If you don't wont to write a plugin, or host plugins then CoreAudio might not actually be for you. But one of the best things about using CoreAudio is that once you get your sinewave callback working it is easy to add effects, or mix multiple sines together
To do this you need to put your output unit in a graph, to which you can effects, mixers, etc.
Here is some help on setting up graphs http://timbolstad.com/2010/03/16/core-audio-getting-started-pt2/
It isn't as difficult as it looks. Apple provides C++ helper classes for many things (/Developer/Examples/CoreAudio/PublicUtility) and even if you don't want to use C++ (you don't have to!) they can be a useful guide to the CoreAudio API.
If you are not doing this realtime, using the sin() function from math.h is not a bad idea. Just fill however many samples you need with sin() beforehand when it is time to play it, just send it to the audio buffer. sin() can be quite slow to call once every sample if you are doing this realtime, using an interpolated wavetable lookup method is much faster, but the resulting sound will not be as spectrally pure.

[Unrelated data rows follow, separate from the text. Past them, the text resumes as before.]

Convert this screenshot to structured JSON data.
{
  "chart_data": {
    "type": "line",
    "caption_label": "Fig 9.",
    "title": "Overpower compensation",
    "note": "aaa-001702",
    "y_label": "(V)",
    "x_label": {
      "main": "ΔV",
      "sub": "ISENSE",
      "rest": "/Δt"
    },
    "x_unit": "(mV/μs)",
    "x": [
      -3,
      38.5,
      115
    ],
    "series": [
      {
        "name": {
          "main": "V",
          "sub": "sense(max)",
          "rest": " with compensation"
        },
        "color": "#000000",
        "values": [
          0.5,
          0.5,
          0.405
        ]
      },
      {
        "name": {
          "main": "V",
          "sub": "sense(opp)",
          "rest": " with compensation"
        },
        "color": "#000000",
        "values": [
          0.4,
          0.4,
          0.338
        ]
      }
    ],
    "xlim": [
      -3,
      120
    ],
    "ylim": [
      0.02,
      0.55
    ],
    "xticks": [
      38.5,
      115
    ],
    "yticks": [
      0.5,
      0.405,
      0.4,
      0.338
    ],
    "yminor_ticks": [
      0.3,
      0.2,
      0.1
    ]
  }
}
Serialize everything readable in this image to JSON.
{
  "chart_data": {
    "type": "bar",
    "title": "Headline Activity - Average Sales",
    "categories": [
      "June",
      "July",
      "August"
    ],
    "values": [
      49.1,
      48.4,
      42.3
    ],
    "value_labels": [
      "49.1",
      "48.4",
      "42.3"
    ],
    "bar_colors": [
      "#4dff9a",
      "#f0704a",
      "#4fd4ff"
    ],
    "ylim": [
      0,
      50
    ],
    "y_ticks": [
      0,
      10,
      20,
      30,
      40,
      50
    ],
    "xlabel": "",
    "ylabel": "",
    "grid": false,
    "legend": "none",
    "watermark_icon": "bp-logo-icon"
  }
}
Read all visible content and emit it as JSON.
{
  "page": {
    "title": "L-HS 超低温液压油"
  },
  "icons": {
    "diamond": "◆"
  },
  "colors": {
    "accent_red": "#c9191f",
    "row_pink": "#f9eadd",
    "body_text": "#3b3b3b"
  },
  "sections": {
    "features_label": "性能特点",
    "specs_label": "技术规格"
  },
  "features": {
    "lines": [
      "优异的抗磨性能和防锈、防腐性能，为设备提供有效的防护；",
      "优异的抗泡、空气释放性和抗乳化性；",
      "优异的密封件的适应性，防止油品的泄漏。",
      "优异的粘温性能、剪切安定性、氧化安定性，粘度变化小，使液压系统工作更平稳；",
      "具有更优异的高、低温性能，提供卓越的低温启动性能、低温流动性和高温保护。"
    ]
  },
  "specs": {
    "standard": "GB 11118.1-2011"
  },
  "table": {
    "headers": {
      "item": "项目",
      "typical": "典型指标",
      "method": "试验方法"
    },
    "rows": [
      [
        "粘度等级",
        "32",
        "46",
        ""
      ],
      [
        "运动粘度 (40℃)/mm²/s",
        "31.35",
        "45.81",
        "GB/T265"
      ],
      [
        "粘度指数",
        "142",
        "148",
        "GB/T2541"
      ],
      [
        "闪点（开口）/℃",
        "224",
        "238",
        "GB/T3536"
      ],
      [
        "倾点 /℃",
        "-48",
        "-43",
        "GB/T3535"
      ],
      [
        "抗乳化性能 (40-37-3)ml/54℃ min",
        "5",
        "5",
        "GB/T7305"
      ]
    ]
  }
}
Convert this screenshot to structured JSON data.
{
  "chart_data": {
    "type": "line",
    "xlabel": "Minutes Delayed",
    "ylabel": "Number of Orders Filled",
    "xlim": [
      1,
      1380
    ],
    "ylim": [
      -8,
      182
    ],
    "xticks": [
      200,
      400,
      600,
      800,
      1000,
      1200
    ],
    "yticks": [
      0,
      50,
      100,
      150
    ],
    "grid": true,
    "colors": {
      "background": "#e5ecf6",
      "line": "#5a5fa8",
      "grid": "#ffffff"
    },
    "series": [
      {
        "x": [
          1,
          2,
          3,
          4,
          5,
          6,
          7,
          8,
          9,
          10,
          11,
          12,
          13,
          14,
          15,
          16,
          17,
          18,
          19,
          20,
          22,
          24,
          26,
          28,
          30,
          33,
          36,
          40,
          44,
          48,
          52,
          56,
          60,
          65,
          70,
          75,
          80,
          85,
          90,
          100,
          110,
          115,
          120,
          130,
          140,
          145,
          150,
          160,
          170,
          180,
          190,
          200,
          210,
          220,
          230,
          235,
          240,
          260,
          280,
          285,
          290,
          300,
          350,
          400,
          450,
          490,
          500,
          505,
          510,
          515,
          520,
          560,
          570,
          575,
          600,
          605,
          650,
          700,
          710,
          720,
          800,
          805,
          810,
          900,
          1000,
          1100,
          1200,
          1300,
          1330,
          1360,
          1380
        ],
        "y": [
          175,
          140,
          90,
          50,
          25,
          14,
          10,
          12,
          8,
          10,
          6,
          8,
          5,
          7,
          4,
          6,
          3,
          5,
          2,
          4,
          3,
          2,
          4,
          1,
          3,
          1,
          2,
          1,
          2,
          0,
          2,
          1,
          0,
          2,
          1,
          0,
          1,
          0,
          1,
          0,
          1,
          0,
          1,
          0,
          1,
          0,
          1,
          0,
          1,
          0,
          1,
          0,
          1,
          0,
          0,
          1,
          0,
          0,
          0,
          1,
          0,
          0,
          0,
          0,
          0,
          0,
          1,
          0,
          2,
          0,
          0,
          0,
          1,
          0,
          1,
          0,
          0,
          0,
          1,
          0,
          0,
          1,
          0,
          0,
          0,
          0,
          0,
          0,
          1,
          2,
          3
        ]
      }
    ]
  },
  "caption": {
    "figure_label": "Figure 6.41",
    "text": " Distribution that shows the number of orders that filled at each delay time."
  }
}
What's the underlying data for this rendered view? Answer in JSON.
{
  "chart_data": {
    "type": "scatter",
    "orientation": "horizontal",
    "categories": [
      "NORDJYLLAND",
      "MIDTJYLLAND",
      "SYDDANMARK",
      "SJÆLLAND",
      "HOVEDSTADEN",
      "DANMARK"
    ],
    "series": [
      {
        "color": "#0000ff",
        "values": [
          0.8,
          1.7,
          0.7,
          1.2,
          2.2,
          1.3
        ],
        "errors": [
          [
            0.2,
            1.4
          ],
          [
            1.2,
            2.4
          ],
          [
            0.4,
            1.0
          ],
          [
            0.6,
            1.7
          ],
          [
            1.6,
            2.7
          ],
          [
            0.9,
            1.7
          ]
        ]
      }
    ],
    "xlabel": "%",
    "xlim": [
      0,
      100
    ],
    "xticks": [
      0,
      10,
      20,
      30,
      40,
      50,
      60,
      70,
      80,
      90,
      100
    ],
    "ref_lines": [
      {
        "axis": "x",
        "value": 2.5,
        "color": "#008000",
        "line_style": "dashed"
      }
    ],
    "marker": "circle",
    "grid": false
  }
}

There is a good and well documented sine wave player code example in Chapter 7 of the Adamson/Avila "Learning Core Audio" book, published by Addison-Wesley Professional (ISBN-10: 0-321-63684-8 ):
http://www.informit.com/store/learning-core-audio-a-hands-on-guide-to-audio-programming-9780321636843
It is a rather new publication (2012) and addresses precisely the issue of this question. It's only a starting point, but it's a valuable starting point.
BTW. Don't jump to graphs before having this basic lesson (which involves some math) behind.
Concerning example code, a quick and efficient method I often use deals with a pre-filled sinewave lookup table which has as many members as sample rate, for 44100 Hz the table has size of 44100. In other words, cycle length equals sample rate. This gives an acceptable trade-off between speed and quality in many cases. You can initialize it with the program.
If you generate floating point samples (which is default in OSX), and use math functions, use sinf() rather than (float)sin(). Promotions in inner loop cycles of a render callback are always resource-expensive. So are repetitive multiplications of constants, such as 2.0*M_PI, which can too often be found in code examples.